O risco da canetada

25.02. 2021 | Renata Machado – Jornalista Chefe Deep Discover Market

Investir em estatal não é para amadores. Além dos riscos implícitos a qualquer companhia listada em bolsa, colocar dinheiro em empresas controladas pelo governo envolve considerar um fator extra inerente a elas: o risco da canetada. E ele pode ser intempestivo, devastador. De um dia para o outro, ou de uma hora para outra, a empresa sofre um revés porque o presidente da República decidiu dar uma canetada. E não importa quem esteja ocupando a cadeira da Presidência, seja o FHC, a Dilma, o Bolsonaro ou o próximo que vier, esse risco vai existir.

No modelo estatal de economia mista, é o governo quem tem a palavra final. E o governo, como se sabe, tem outras preocupações que não “somente” visar o lucro das empresas. Quando a corda aperta na questão política, o acionista controlador tende a interferir na estatal em “prol da população”, mas em desfavor da empresa, que acumula prejuízos que depois serão pagos pela mesma população que o governante, em teoria, quis beneficiar. É uma reação em cadeia que geralmente acaba mal.

Apesar dos reveses no passado recente da Petrobras, havia motivos para acreditar que a petrolífera estava menos vulnerável. A Lei das Estatais e mudanças no próprio Estatuto da empresa estabeleceram regras mais rígidas para proteger a companhia de ingerências políticas; o atual presidente, Roberto Castello Branco, foi indicado por um governo que se diz liberal na economia; e a política de preços está seguindo o mercado internacional, mesmo que com certa defasagem. Lições do passado, porém, podem ser esquecidas, relativizadas e repetidas.

Bastou uma declaração de Jair Bolsonaro nesse sentido para chacoalhar o mercado. “Alguma coisa vai acontecer na Petrobras nos próximos dias”, disse o presidente durante uma live em rede social.
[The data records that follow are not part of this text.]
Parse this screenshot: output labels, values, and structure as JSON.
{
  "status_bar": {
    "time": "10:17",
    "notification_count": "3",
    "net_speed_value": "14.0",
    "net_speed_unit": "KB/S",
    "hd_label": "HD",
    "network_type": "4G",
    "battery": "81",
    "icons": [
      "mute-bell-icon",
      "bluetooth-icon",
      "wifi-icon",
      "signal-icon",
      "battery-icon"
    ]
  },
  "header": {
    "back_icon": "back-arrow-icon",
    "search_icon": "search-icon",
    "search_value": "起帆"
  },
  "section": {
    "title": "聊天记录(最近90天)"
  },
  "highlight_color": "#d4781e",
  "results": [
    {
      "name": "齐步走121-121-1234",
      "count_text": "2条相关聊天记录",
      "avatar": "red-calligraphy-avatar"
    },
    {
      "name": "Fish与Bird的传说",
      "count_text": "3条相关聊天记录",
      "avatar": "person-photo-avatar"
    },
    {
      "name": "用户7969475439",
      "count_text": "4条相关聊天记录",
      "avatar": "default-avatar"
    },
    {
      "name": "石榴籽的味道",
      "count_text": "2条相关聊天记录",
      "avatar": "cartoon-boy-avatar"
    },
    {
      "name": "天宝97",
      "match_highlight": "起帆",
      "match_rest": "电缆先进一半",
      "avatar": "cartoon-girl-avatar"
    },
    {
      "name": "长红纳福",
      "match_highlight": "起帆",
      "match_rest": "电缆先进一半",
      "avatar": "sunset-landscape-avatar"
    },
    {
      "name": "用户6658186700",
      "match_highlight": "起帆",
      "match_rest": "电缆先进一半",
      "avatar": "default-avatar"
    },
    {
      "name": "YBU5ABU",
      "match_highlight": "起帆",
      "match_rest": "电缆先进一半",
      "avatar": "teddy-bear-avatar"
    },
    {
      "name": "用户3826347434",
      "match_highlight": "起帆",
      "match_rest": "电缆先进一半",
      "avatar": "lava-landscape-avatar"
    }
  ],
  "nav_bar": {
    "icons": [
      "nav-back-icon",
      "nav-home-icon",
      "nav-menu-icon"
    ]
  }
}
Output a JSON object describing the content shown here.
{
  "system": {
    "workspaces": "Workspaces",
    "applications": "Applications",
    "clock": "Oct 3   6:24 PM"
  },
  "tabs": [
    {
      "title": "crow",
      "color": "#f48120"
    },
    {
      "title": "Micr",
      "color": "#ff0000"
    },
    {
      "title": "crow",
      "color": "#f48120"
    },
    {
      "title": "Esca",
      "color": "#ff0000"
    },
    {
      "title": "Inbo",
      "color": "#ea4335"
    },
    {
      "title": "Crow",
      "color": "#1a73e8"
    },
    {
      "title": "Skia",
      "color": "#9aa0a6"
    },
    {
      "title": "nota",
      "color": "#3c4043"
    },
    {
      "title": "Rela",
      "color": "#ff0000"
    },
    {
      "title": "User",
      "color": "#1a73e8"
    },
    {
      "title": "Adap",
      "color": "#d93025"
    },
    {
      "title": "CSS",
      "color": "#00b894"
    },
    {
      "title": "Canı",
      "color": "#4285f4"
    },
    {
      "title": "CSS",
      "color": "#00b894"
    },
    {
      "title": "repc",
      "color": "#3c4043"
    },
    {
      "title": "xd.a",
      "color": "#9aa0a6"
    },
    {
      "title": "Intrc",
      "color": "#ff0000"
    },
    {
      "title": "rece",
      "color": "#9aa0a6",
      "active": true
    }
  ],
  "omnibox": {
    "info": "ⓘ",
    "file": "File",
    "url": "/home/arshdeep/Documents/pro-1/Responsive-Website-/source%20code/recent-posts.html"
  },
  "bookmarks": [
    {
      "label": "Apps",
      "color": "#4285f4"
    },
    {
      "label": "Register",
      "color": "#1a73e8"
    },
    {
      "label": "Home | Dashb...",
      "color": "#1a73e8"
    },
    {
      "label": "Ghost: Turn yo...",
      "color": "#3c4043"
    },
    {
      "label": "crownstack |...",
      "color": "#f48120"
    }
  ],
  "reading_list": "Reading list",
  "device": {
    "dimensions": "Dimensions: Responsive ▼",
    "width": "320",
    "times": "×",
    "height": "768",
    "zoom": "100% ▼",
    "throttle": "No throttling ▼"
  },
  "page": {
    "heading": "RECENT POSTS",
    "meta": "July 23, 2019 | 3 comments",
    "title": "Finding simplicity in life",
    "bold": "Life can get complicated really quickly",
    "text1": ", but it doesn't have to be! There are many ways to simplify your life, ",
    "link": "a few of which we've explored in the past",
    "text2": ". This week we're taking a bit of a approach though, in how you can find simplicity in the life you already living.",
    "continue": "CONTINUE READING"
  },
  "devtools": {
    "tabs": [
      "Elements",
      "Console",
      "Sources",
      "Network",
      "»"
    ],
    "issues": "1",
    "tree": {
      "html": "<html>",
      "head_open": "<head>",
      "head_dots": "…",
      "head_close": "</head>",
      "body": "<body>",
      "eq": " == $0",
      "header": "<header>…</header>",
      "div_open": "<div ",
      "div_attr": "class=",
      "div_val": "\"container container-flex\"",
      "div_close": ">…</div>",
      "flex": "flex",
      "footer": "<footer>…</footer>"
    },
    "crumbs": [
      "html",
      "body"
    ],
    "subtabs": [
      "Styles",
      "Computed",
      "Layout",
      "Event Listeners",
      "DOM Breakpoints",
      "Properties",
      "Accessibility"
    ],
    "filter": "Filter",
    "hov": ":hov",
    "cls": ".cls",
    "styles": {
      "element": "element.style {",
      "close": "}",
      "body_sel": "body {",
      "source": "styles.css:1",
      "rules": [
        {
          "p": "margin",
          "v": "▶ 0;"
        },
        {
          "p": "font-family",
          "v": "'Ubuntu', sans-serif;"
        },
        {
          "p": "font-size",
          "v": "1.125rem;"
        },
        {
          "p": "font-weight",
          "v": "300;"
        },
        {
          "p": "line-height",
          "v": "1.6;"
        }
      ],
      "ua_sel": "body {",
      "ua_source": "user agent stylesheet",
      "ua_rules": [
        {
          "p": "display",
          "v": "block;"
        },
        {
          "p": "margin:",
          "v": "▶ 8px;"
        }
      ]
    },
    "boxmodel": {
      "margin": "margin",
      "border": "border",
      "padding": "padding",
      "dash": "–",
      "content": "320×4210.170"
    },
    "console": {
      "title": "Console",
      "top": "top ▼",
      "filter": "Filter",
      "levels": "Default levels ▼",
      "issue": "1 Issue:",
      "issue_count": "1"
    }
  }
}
A frase com ares enigmáticos num dia e a canetada do governo no outro, com a indicação do general da reserva Joaquim Silva e Luna para a presidência da Petrobras, fizeram o fantasma da interferência ressurgir. Em dois dias de pregão, as ações derreteram 27% e a empresa perdeu mais de R$ 100 bilhões em valor de mercado. Junto com ela, muitos investidores perderam dinheiro, inclusive pessoas físicas que fugiram da poupança nos últimos anos.

É histeria do mercado, apontam alguns. Acontece que a declaração foi dada na sequência de críticas de Bolsonaro aos reajustes anunciados pela Petrobras nos preços da gasolina e do diesel, classificados como “excessivos” e “fora da curva”. Apesar de afirmar e repetir que “jamais vamos interferir nessa grande empresa na sua política de preço”, “não posso interferir, nem iria interferir na Petrobras”, ao mesmo tempo o presidente emitiu sinais opostos. “Se bem que alguma coisa vai acontecer”, “você tem que mudar alguma coisa”, “o povo não pode ser surpreendido com certos reajustes”, disse ele. E a ação que se seguiu foi o anúncio da troca de comando da empresa. Sai um economista e entra um militar.

O contexto levou a um temor de déjà vu. A contenção de preços de combustíveis no governo Dilma resultou em prejuízo bilionário, aumento do endividamento e redução dos investimentos. Quem quer ser sócio de uma empresa com essa perspectiva?

O mesmo pavor tomou conta dos acionistas da Eletrobras após Bolsonaro ameaçar “meter o dedo na energia elétrica”. O alerta de risco da canetada se acendeu e as ações da estatal chegaram a cair mais de 9% na segunda-feira. De novo, o medo de déjà vu. A redução artificial nas contas de luz no governo Dilma gerou uma fatura de mais de R$ 62 bilhões, que anos depois ainda é paga pelos brasileiros.

O estrago na Eletrobras foi contornado depois que surgiram notícias de que o presidente deveria enviar ao Congresso uma medida provisória para diminuir a participação da União na empresa. Uma sinalização para acalmar o mercado. E acalmou. As ações da empresa se recuperaram no mesmo dia e fecharam em leve queda.

Os acionistas do Banco do Brasil, outra estatal listada em bolsa, também foram assombrados pelo poder da caneta e o risco que ela representa. Ruídos de que Bolsonaro iria aproveitar o momento para fazer com André Brandão, presidente do BB, o mesmo que fez com Castello Branco na Petrobras ecoaram no mercado. Resultado: as ações do banco despencaram 11,65%.

Quem decide investir em estatal tem de estar consciente de que as ações estão sujeitas a dedos e mãos de governantes. Incerteza gera desconfiança. Mesmo que seja só turbulência temporária, quem não tem dinheiro suficiente ou até mesmo sangue frio para aguardar os fatos e o ajuste real da situação, já tomou prejuízo. Basta uma canetada e o estrago está feito.